MaxTax: Working Thread
Fatster found Max Baucus’ health care plan here. Use this thread to post what you find.
I’m about 1/10 of the way through. My favorite detail so far is that the Health Exchanges would take your MaxTax–your mandated payment to shitty insurance companies–as a payroll deduction.
For employed individuals who purchase health insurance through a state exchange, the premium payments would be made through payroll deductions.
This really is a tax to benefit Baucus’ donors.
This is interesting:
Individuals between 300-400 percent of FPL would be eligible for a premium credit based on capping an individual‘s share of the premium at a flat 13 percent of income. For purposes of calculating household size, illegal immigrants will not be included in FPL. Liability for premiums would be capped at 13 percent of income for the purchase of a silver plan. The share of premium enrollees pay would be held constant over time. The premium credit amount would be tied to the second lowest-cost silver plan in the area where the individual resides (by age according to standard age factors defined by the Secretary of Health and Human Services) plan.
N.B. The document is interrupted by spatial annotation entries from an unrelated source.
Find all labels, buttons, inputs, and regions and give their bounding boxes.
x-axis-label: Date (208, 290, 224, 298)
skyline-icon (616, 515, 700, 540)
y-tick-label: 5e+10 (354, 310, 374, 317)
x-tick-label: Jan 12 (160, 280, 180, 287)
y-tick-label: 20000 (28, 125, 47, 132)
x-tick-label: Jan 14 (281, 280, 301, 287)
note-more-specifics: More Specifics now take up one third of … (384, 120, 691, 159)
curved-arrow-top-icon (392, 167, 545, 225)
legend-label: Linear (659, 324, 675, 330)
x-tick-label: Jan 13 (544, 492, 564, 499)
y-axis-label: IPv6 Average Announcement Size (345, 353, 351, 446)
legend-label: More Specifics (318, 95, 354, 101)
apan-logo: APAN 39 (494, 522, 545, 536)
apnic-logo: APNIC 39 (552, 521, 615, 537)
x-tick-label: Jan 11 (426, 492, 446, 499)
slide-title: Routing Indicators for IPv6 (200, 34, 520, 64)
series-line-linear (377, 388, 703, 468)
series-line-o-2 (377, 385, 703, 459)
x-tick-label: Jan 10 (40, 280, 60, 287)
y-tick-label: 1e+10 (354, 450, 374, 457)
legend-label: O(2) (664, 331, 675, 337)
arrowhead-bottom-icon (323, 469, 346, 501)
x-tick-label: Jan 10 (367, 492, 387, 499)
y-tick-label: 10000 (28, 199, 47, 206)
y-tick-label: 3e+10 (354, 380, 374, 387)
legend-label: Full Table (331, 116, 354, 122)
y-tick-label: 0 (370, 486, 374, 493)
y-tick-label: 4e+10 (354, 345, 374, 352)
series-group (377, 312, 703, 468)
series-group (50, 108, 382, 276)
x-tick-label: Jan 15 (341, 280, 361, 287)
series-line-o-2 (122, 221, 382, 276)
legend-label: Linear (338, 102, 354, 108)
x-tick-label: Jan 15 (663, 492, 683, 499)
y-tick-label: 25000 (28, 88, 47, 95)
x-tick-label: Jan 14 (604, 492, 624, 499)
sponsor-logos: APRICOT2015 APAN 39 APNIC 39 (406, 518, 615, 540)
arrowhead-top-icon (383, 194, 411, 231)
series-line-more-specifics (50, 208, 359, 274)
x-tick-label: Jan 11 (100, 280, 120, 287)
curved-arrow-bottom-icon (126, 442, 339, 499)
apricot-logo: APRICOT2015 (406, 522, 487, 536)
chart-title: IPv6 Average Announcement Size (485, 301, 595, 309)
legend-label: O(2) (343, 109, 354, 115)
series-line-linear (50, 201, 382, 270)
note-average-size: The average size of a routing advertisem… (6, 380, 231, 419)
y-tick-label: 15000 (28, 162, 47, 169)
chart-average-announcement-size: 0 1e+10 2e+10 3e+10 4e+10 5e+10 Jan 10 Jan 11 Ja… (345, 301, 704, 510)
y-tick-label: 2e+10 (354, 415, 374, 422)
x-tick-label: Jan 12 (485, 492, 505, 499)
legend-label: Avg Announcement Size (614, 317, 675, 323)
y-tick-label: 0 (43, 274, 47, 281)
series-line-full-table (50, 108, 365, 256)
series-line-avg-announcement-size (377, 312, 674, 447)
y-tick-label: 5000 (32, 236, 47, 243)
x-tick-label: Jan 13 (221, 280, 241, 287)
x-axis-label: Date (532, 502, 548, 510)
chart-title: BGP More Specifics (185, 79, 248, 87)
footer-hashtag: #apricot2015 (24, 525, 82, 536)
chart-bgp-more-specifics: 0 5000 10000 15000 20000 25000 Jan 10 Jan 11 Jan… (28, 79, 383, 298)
This is the cap for premiums for some middle class people, remember. What I’m interested in is that they cap the subsidy to the second lowest-cost plan that qualifies for subsidies. The insurance companies will be gaming that system, to direct consumers into precisely what model they want to pay for, because they know that strapped middle class families will only get what they can get a full subsidy for.
I’m on page 21 now, and already there have been 3 discussions of how to make sure undocumented workers (Baucus calls them illegals) will be prevented from buying into insurance in this program. They may have reprimanded Joe Wilson, but they sure kowtowed to him.
Here’s another way Baucus is incenting employers to pay their employees shit wages:
A qualified small employer for this purpose generally would be an employer with no more than 25 fulltime equivalent employees (FTEs) employed during the employer‘s taxable year, and whose employees have annual fulltime equivalent wages that average no more than $40,000. However, the full amount of the credit would be available only to an employer with ten or fewer FTEs and whose employees have average annual fulltime equivalent wages from the employer of less than $20,000.
McJobs: It’s not just for WalMart anymore.